Maybe you’ve had the experience of going to a conference and coming back with a new fire in your eyes. Or, as I did recently, you had lunch with a friend that was so encouraging and inspiring. Perhaps you read a book that you could hardly put down because it was so stimulating. When you finished it, you felt genuinely inspired. You then returned to your everyday world only to find that there was some sort of mess going on that was silly and trivial. At times I have felt frustrated by such silliness and at other times I have wanted to just give up. Will we ever get beyond these things that really don’t matter? Will we ever get beyond our own smallness and self-centeredness?
Calvin Miller, in his book O Shepherd Where Art Thou?, writes:
It seems that almost any attempt at anything noble, including love and pastoral care, are always challenged immediately by our propensity toward hating others who are in the same business with us. I was always amazed as a pastor how quickly the flock lost their ability to focus on the work of God because of their need to get the credit for some "Christian venture" or to express their vengeance toward somebody who professed to love Christ just as they did and get the credit for it all.
Have you experienced anything similar to what Miller is talking about? Now that can be overwhelming and discouraging.
Maybe you can connect with a prayer that James A. Harnish wrote:
Where do you find the power to hang in there in this world?
Where do you find the power to keep going
when the going really gets tough?
Where do you find the power to continue
to believe in love in a world that’s filled with hate?
Where do we find the power to continue to work for peace
in a world addicted to violence?
Where do we find the power to believe in good
in a world that is filled with so much suffering and pain?
Where do we find the power to continue
to believe that ultimately God’s kingdom will come
and God’s will as revealed in Jesus, will be done in all of the creation?

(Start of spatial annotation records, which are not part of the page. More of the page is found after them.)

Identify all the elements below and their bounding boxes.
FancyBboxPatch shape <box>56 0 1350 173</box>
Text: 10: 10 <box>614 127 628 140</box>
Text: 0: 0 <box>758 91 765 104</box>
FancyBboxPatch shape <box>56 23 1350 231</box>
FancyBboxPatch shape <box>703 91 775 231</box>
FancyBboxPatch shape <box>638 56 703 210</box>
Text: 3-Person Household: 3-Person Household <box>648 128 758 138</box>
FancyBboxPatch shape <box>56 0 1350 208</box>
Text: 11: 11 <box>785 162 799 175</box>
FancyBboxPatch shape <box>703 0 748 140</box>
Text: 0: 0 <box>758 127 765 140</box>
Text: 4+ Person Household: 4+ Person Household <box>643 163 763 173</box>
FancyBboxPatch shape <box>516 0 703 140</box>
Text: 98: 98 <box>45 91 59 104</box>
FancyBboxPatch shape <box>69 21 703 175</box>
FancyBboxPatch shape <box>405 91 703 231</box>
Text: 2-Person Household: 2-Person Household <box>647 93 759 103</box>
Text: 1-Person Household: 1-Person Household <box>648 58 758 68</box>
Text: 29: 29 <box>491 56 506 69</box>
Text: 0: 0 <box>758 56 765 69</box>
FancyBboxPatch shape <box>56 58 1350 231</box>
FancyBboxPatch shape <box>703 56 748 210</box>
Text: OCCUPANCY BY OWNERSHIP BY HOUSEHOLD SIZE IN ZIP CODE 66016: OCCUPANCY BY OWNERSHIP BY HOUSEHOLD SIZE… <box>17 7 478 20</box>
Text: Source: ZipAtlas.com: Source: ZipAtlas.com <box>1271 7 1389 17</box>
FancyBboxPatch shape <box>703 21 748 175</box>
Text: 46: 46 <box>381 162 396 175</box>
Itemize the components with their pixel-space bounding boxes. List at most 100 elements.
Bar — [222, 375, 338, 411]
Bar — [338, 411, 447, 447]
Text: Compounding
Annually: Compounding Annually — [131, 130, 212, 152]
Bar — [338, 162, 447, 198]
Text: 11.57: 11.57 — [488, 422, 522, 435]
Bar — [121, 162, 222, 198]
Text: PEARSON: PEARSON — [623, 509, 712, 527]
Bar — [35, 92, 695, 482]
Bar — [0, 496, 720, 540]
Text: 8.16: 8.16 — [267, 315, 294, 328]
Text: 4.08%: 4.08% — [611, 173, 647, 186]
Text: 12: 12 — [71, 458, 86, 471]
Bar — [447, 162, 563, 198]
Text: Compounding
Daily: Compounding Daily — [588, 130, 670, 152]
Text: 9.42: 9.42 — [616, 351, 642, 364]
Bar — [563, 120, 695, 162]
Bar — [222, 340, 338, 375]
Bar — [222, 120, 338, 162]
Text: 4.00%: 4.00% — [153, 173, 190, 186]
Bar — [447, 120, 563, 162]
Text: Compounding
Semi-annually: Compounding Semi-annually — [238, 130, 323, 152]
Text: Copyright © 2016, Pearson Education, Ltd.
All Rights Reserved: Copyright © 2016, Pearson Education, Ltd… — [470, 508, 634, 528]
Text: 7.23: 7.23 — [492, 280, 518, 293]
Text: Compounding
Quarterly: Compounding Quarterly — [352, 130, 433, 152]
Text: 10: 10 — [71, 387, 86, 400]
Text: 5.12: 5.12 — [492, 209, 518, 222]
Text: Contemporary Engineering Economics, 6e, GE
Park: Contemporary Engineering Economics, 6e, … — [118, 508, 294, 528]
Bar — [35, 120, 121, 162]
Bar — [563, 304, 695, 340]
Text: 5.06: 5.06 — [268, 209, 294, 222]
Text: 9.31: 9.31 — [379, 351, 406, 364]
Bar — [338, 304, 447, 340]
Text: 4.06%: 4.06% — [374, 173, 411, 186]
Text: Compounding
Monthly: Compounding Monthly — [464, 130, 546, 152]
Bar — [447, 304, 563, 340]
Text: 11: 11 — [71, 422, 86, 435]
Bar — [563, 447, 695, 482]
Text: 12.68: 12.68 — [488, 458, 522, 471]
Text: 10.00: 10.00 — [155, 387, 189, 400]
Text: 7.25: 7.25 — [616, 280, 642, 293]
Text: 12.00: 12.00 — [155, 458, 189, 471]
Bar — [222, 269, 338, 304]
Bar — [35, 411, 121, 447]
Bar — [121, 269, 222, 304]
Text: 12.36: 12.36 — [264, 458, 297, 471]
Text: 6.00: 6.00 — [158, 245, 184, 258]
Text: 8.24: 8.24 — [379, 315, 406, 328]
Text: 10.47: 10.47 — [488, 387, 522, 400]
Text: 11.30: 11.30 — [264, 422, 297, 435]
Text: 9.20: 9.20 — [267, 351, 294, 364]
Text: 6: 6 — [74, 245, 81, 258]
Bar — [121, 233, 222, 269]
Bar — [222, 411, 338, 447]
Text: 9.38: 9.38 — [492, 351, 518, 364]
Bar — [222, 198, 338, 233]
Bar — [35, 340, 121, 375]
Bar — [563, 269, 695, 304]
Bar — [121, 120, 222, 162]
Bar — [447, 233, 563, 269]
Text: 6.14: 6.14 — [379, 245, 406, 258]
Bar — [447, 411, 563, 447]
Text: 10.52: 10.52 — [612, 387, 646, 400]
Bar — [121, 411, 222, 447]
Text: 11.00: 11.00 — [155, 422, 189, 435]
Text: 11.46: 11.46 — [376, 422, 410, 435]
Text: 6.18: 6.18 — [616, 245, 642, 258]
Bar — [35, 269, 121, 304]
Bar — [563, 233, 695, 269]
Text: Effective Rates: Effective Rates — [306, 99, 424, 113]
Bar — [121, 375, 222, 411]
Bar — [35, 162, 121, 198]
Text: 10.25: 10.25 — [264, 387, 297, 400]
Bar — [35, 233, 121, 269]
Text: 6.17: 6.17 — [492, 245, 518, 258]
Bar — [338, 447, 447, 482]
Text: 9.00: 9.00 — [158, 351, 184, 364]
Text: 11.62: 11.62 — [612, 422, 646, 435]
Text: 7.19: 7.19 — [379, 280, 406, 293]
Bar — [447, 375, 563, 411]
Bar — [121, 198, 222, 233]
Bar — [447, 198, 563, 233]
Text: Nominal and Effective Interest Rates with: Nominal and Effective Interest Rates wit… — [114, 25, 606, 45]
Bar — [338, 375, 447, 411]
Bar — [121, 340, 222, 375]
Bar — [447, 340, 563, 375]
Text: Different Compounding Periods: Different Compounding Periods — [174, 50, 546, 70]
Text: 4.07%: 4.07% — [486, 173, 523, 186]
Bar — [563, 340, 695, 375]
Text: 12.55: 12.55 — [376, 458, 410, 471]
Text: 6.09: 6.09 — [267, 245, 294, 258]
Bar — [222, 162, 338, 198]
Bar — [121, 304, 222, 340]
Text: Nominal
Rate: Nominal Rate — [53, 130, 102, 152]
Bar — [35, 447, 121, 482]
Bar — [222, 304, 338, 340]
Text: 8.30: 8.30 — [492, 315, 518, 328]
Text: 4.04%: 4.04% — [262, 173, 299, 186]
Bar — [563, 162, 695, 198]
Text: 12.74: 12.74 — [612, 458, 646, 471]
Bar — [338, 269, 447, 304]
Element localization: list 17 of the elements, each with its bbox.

Where do you find the power to be a disciple of Jesus in this world?
(cited in Miller, pg. 20)
Life can be overwhelming. Financial problems can be discouraging. Church can be disheartening. Families can be hurtful. People can be petty and childish at times. (Hmmm. So can I.) Yet, the good news is that God is greater than my greatest discouragement.

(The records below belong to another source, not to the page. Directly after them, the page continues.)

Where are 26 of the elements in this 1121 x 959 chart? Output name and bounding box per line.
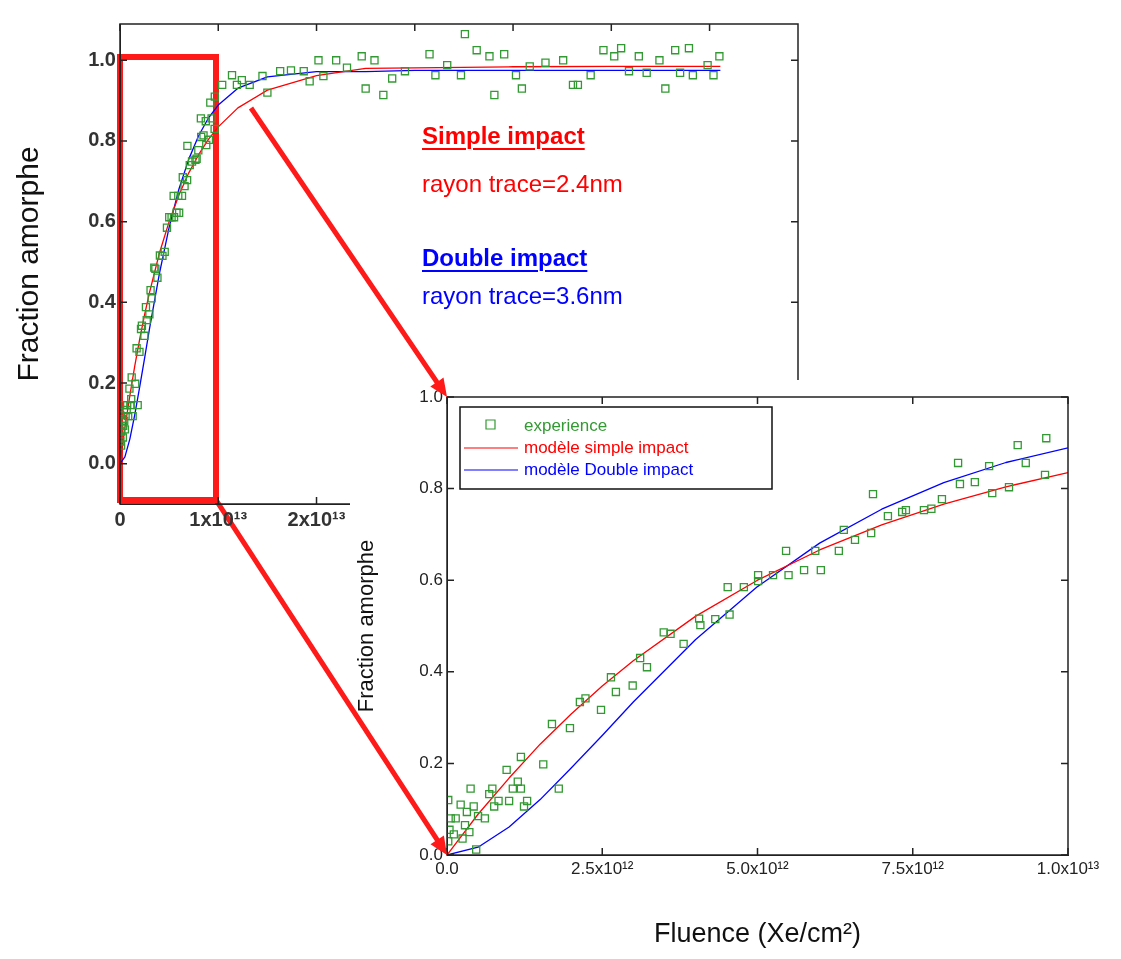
y-tick-label: 0.4 (419, 661, 443, 681)
x-tick-label: 7.5x10¹² (881, 858, 945, 878)
annotation: Simple impact (422, 122, 585, 150)
y-tick-label: 0.6 (88, 209, 116, 232)
y-tick-label: 0.0 (88, 451, 116, 474)
annotation: rayon trace=3.6nm (422, 282, 623, 310)
y-tick-label: 0.4 (88, 289, 117, 312)
legend-label: modèle simple impact (524, 437, 689, 457)
x-axis-title: Fluence (Xe/cm²) (653, 918, 862, 949)
y-tick-label: 0.2 (88, 370, 116, 393)
x-tick-label: 2x10¹³ (287, 507, 346, 530)
y-tick-label: 0.8 (88, 128, 116, 151)
y-tick-label: 0.8 (419, 478, 443, 498)
y-tick-label: 0.2 (419, 753, 443, 773)
annotation: rayon trace=2.4nm (422, 170, 623, 198)
y-axis-title: Fraction amorphe (11, 146, 45, 382)
legend-label: modèle Double impact (524, 459, 694, 479)
y-tick-label: 1.0 (88, 47, 116, 70)
y-tick-label: 0.6 (419, 569, 443, 589)
annotation: Double impact (422, 244, 588, 272)
x-tick-label: 0 (114, 507, 126, 530)
x-tick-label: 2.5x10¹² (571, 858, 634, 878)
x-tick-label: 1.0x10¹³ (1036, 858, 1100, 878)
y-axis-title: Fraction amorphe (353, 539, 379, 713)
x-tick-label: 5.0x10¹² (726, 858, 790, 878)
legend-label: experience (524, 415, 608, 435)
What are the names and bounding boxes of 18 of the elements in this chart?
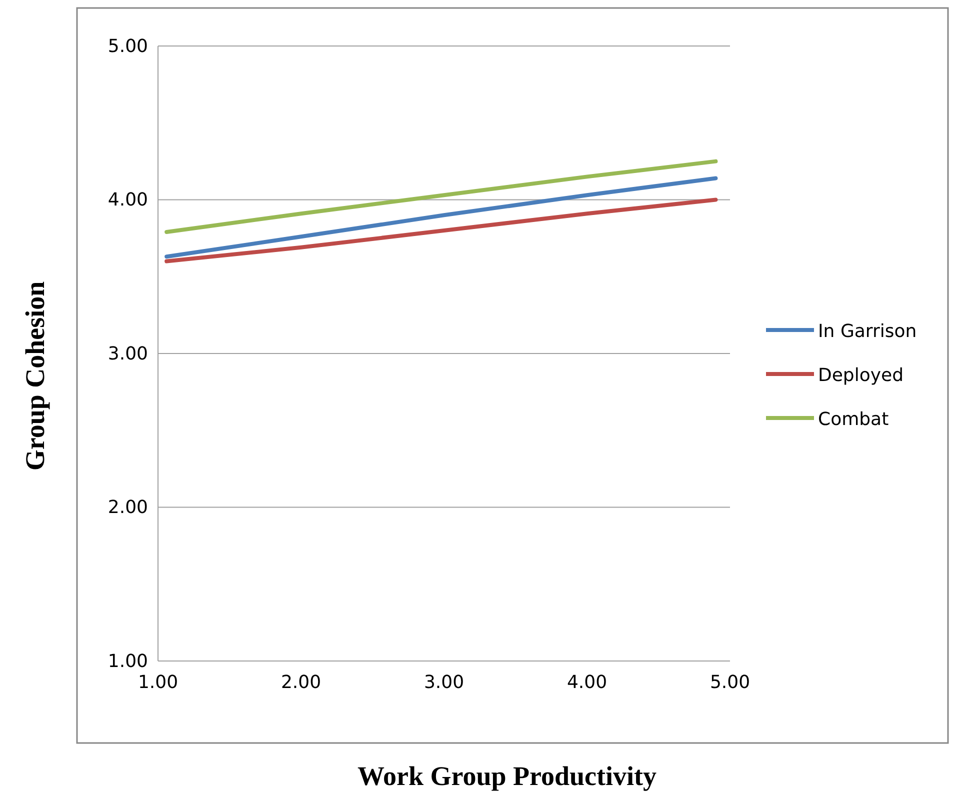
legend-label: Combat (818, 409, 889, 430)
y-axis-title: Group Cohesion (20, 281, 50, 471)
x-axis-title: Work Group Productivity (357, 761, 658, 791)
x-tick-label: 3.00 (424, 672, 464, 693)
x-tick-label: 5.00 (710, 672, 750, 693)
y-tick-label: 4.00 (108, 190, 148, 211)
line-series (164, 176, 718, 259)
y-tick-label: 5.00 (108, 36, 148, 57)
x-tick-label: 4.00 (566, 672, 608, 693)
x-tick-label: 1.00 (138, 672, 178, 693)
y-tick-label: 1.00 (108, 650, 148, 672)
y-tick-label: 3.00 (108, 343, 148, 364)
legend-label: Deployed (818, 365, 904, 386)
legend-label: In Garrison (818, 321, 917, 342)
line-series (164, 198, 718, 264)
line-series (164, 159, 718, 234)
y-tick-label: 2.00 (108, 497, 148, 518)
x-tick-label: 2.00 (280, 672, 322, 693)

I love Paul’s words to Timothy (I Timothy 6, The Message):
But you, Timothy, man of God: Run for your life from all this. Pursue a righteous life — a life of wonder, faith, love, steadiness, courtesy. Run hard and fast in the faith. Seize the eternal life, the life you were called to, the life you so fervently embraced in the presence of so many witnesses.
I’m charging you before the life-giving God and before Christ, who took his stand before Pontius Pilate and didn’t give an inch: Keep this command to the letter, and don’t slack off. Our Master, Jesus Christ, is on his way. He’ll show up right on time, his arrival guaranteed by the Blessed and Undisputed Ruler, High King, High God. He’s the only one death can’t touch, his light so bright no one can get close. He’s never been seen by human eyes — human eyes can’t take him in! Honor to him, and eternal rule! Oh, yes.